[Mono-devel-list] Trampolines...

Tue Feb 22 16:07:43 EST 2005

> The patching of the trampoline is done to optimize cases when the caller address
> cannot be patched (as in the case with delegates). You are right that
> it means other
> calls to the method will not get the caller address patched. So this
> is a tradeoff.

Quite a serious one currently: Due to the fact that
gpointer
mono_create_jit_trampoline (MonoMethod *method)
{
	MonoDomain *domain = mono_domain_get ();
	gpointer tramp;

does not have code like this:

	gpointer code = mono_jit_find_compiled_method (domain, method);
	if (code && (!method->klass->valuetype) &&
	    !(method->iflags & METHOD_IMPL_ATTRIBUTE_SYNCHRONIZED)) {
		return code;
	}

practically every call to an already compiled method goes over the stub 
too! Meaning mono practically never emits a direct call to a method and 
all goes over the stub jump indirection:
	mov StubOffset, %r11
	call *%r11
	mov MethodOffset, %r11
	jmp *%r11
is the default calling sequence for non virtual methods on amd64!

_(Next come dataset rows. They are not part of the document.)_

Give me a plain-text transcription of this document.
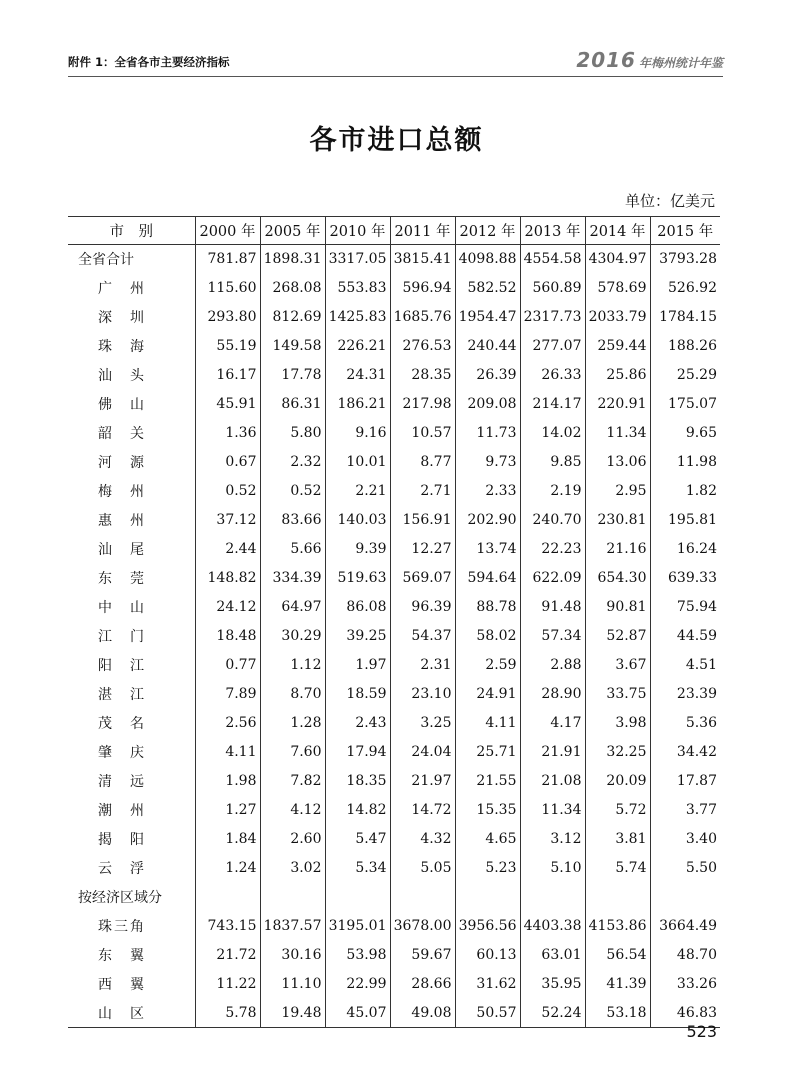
附件 1：全省各市主要经济指标	2016 年梅州统计年鉴
各市进口总额
单位：亿美元
市　别	2000 年	2005 年	2010 年	2011 年	2012 年	2013 年	2014 年	2015 年
全省合计	781.87	1898.31	3317.05	3815.41	4098.88	4554.58	4304.97	3793.28
广　州	115.60	268.08	553.83	596.94	582.52	560.89	578.69	526.92
深　圳	293.80	812.69	1425.83	1685.76	1954.47	2317.73	2033.79	1784.15
珠　海	55.19	149.58	226.21	276.53	240.44	277.07	259.44	188.26
汕　头	16.17	17.78	24.31	28.35	26.39	26.33	25.86	25.29
佛　山	45.91	86.31	186.21	217.98	209.08	214.17	220.91	175.07
韶　关	1.36	5.80	9.16	10.57	11.73	14.02	11.34	9.65
河　源	0.67	2.32	10.01	8.77	9.73	9.85	13.06	11.98
梅　州	0.52	0.52	2.21	2.71	2.33	2.19	2.95	1.82
惠　州	37.12	83.66	140.03	156.91	202.90	240.70	230.81	195.81
汕　尾	2.44	5.66	9.39	12.27	13.74	22.23	21.16	16.24
东　莞	148.82	334.39	519.63	569.07	594.64	622.09	654.30	639.33
中　山	24.12	64.97	86.08	96.39	88.78	91.48	90.81	75.94
江　门	18.48	30.29	39.25	54.37	58.02	57.34	52.87	44.59
阳　江	0.77	1.12	1.97	2.31	2.59	2.88	3.67	4.51
湛　江	7.89	8.70	18.59	23.10	24.91	28.90	33.75	23.39
茂　名	2.56	1.28	2.43	3.25	4.11	4.17	3.98	5.36
肇　庆	4.11	7.60	17.94	24.04	25.71	21.91	32.25	34.42
清　远	1.98	7.82	18.35	21.97	21.55	21.08	20.09	17.87
潮　州	1.27	4.12	14.82	14.72	15.35	11.34	5.72	3.77
揭　阳	1.84	2.60	5.47	4.32	4.65	3.12	3.81	3.40
云　浮	1.24	3.02	5.34	5.05	5.23	5.10	5.74	5.50
按经济区域分								
珠三角	743.15	1837.57	3195.01	3678.00	3956.56	4403.38	4153.86	3664.49
东　翼	21.72	30.16	53.98	59.67	60.13	63.01	56.54	48.70
西　翼	11.22	11.10	22.99	28.66	31.62	35.95	41.39	33.26
山　区	5.78	19.48	45.07	49.08	50.57	52.24	53.18	46.83
523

That's also why I thought that my refcounting was way off - instead it 
was correct! :-)

While I'm at it, I've some questions regarding the design of the 
trampolines alltogether:
Why was it decided to emit a stub (34 bytes on AMD64), instead of using 
jump tables like: <argptr_func1><target_ptr_func1> for the jit trampolines?
Initially, the argptr argument can be filled with the one pointer 
argument currently loaded by the stub and later on be replaced by a 
pointer to MonoJitInfo. The target_ptr argument would either be a 
pointer to a trampoline (which would also effectively load the argptr), 
or - when compiled - the pointer to the final method. Recompilation/Code 
moving would also be a piece of cake (and platform independant!), as it 
meant exchange of one pointer at a known location. This jump table would 
require 16 bytes per method on AMD64 instead of 34 for the stub, would 
make code patching almost unnecessary and due to the known jump table 
location, AMD64 could work with call-offset opcodes (that won't 
change).. Not to mention that the page would always be in memory due to 
the frequent accesses and mixing AOT/nonAOT code would be no problem at 
all. (We could even swap out seldomly used methods and read them back in 
when necessary.. ;-) )
I guess the AOT code already uses such tables..

The only trampolines really requiring stub code are the jump trampolines 
AFAIK.

Second question: Why do we have those unbox trampolines? I understand 
that virtual methods of value types need to get an unboxed 'this' 
pointer, but why generating a trampoline for this kind of code? Can't 
this be done when the method is JITed? (As a function prologue?)
These unbox trampolines are a pain in the arse, as you have constantly 
to check for this case and it limits code patching: I can not recompile 
virtual methods of value types..

Third (and final) question: Any ideas/thoughts about generating 
exception tables and getting rid of stack frames (freeing bp, partially 
sp). We could also include information about the this pointer, which 
would open up a way of retrieving MonoJitInfo quite fast - even if the 
method is virtual. I know this is some really serious change...

BTW: I'm pretty sure that by including some little C++ exception 
handling, we could get rid of LMFs on AMD64 too: AFAIK this would speed 
up P/Invoke..

> We might change this if it is a problem. In the meantime, you can
> disable this in
> your working copy.

No problem with that. Actually it simplifies code moving, as it disables 
code patching and all calls go over the stub.. Just two pointers to 
exchange and the old method can be freed! (Not in the virtual case, of 
course)

Thanks!
   Willi